El Básico resopló. Mordió una de carne cortada a cuchillo y me dijo:
-Vos no podés poner todo en una relación de tres semanas, Alicita. Puede ser un loco peligroso. Puede tener tres novias que están de vacaciones hace tres semanas. Vos tranquilizate y viví lo que tengas que vivir. Pero si no funciona, no pasa nada. Sólo son tres semanas.

III
Créase o no, me tranquilizó. Al menos dejé de llorar. Cuando, tiempo más tarde, se enteró la mujer del Básico, mi cuñada, se sorprendió mucho de que yo lo hubiera elegido de consejero. Pero la perspectiva masculina desdramatiza, y eso me ayuda. Pasó el tiempo y me volví a angustiar: entonces yo ya sabía lo que quería y Chico no mostraba ese entusiasmo avasallante del principio. Mis amigas no podían hacer otra cosa que angustiarse conmigo. Esta vez no fui tan radical: hablé con mi hermano el Preparador Físico (PF). PF es cínico, ácido, desconfiado, pero es mucho menos básico, y por primera vez en su vida hoy está enamorado y feliz. Un domingo después del almuerzo famliar, PF me recomendó que hablara con Chico y le dijera lo que quería: “El necesita escucharlo” me dijo “y vos necesitás dejar de hacerte la boluda con lo que sentís”. Le hice caso.

IV
Pero los varones son expeditivos, y muy efectivos en dejar atrás lo que no funciona.

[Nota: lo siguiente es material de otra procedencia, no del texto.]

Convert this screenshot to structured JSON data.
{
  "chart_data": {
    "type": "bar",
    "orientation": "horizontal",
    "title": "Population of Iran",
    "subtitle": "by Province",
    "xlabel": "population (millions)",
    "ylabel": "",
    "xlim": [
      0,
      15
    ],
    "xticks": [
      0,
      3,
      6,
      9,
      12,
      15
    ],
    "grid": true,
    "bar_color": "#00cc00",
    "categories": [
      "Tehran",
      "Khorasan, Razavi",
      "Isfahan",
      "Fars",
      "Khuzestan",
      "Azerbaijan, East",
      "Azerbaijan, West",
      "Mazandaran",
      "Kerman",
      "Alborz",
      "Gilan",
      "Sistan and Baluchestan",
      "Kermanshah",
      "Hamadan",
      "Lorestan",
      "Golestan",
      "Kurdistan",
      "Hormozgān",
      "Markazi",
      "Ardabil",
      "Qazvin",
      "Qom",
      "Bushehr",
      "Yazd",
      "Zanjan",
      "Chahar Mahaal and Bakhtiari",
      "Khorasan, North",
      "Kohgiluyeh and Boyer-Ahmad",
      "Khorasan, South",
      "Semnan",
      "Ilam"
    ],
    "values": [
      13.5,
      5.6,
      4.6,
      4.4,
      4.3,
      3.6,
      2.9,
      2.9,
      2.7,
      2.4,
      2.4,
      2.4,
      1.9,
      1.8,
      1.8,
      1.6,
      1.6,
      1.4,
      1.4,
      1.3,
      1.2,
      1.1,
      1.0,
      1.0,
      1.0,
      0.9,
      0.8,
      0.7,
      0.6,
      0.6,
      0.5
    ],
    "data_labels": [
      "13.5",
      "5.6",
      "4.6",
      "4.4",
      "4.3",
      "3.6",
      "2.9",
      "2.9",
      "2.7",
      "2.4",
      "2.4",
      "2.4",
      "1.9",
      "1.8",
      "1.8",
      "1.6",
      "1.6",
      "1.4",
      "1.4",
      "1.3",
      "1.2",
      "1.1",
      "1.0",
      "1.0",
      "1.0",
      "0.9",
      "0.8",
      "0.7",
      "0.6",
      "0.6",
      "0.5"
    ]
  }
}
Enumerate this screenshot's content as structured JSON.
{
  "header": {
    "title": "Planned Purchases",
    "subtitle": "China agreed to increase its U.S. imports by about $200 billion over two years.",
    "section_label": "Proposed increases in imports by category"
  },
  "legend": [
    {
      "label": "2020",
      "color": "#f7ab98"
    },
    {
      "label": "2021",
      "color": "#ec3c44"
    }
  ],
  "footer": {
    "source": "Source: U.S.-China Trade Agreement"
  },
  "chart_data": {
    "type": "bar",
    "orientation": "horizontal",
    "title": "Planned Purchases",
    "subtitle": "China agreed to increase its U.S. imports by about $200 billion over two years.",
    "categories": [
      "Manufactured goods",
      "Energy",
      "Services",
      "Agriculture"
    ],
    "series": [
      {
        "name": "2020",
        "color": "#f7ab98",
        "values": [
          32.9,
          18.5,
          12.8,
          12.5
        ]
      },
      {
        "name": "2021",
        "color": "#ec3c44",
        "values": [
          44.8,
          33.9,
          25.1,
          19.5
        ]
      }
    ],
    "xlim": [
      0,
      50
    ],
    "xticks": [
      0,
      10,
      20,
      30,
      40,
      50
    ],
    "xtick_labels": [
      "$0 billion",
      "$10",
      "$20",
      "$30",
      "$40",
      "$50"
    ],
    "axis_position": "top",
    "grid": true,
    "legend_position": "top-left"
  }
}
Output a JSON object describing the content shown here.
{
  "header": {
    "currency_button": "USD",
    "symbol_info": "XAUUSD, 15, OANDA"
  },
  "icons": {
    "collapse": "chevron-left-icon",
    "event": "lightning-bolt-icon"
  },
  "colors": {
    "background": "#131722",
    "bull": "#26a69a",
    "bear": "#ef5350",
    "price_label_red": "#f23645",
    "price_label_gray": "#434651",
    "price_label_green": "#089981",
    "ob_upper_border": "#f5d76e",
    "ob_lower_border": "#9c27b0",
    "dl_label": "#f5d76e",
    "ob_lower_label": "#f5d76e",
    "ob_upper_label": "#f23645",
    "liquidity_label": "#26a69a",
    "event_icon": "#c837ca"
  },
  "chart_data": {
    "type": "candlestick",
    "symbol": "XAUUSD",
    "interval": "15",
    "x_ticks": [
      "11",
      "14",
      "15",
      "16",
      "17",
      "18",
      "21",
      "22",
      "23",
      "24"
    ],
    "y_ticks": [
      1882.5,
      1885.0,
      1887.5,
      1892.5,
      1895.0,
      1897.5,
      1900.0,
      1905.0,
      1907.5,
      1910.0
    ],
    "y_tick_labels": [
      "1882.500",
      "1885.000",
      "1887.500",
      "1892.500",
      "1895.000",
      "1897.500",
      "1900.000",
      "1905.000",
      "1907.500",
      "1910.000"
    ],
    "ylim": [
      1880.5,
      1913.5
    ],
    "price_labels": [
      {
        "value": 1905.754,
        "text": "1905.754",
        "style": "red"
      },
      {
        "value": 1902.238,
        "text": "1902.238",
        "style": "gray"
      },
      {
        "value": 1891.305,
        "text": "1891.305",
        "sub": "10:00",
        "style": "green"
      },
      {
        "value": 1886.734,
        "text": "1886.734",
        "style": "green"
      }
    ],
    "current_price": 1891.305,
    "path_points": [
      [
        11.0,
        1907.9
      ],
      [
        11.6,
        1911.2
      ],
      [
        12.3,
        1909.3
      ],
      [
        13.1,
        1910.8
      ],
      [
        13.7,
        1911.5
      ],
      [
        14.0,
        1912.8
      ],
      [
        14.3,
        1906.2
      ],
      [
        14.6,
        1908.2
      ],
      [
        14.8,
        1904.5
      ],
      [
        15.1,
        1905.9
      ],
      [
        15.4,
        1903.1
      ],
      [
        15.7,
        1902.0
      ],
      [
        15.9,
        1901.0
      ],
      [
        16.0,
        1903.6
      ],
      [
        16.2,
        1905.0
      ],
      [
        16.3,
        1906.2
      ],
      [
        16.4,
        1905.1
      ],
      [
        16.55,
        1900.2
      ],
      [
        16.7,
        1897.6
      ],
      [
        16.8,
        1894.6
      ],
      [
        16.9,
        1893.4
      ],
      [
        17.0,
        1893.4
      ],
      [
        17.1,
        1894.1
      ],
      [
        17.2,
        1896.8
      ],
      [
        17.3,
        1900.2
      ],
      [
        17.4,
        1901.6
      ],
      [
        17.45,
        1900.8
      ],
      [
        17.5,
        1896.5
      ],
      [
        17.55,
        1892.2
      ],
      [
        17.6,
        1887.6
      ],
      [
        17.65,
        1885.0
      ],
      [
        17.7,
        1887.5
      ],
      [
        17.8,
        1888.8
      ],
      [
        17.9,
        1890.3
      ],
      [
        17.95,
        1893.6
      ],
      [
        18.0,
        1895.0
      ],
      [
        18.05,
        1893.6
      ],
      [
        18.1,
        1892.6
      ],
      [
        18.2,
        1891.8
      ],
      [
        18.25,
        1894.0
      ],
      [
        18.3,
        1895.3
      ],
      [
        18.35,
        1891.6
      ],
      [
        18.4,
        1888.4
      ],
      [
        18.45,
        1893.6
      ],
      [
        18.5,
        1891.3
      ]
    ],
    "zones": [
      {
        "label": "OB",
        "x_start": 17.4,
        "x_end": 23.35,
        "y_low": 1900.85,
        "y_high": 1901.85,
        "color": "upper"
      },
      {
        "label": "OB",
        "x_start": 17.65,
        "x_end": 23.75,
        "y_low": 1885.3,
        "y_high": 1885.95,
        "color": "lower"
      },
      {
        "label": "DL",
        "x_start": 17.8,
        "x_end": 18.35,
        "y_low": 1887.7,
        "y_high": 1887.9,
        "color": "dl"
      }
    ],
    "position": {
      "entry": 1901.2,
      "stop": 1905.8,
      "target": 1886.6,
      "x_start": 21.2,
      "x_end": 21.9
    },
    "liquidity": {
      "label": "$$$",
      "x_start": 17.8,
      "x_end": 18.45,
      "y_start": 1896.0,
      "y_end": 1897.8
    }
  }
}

Pasaron un par de semanas y ellos ya asumen que tengo que estar bien. Ahora es mi cuñada la que llama para ver cómo estoy y para que vaya un martes cualquiera a cenar a la casa de ella y el Básico. Cuento con ella, como cuento con mis amigas, que aunque estén casadas y con hijos viven lo que me pasa como si fueran solas otra vez. Pero cómo explicarles a mis hermanos que, después de unos días de sentirme relativamente en paz, hoy me despierto extrañando a Chico con un dolor tan intenso como si nos hubiéramos separado esta mañana. Le llego a contar al Básico y me manda una ambulancia o, mejor, un patrullero de la Federal. Es que hay vínculos que son irreemplazables, y hay sentimientos que –por más buena voluntad que ellos pongan - nunca les podremos hacer comprender.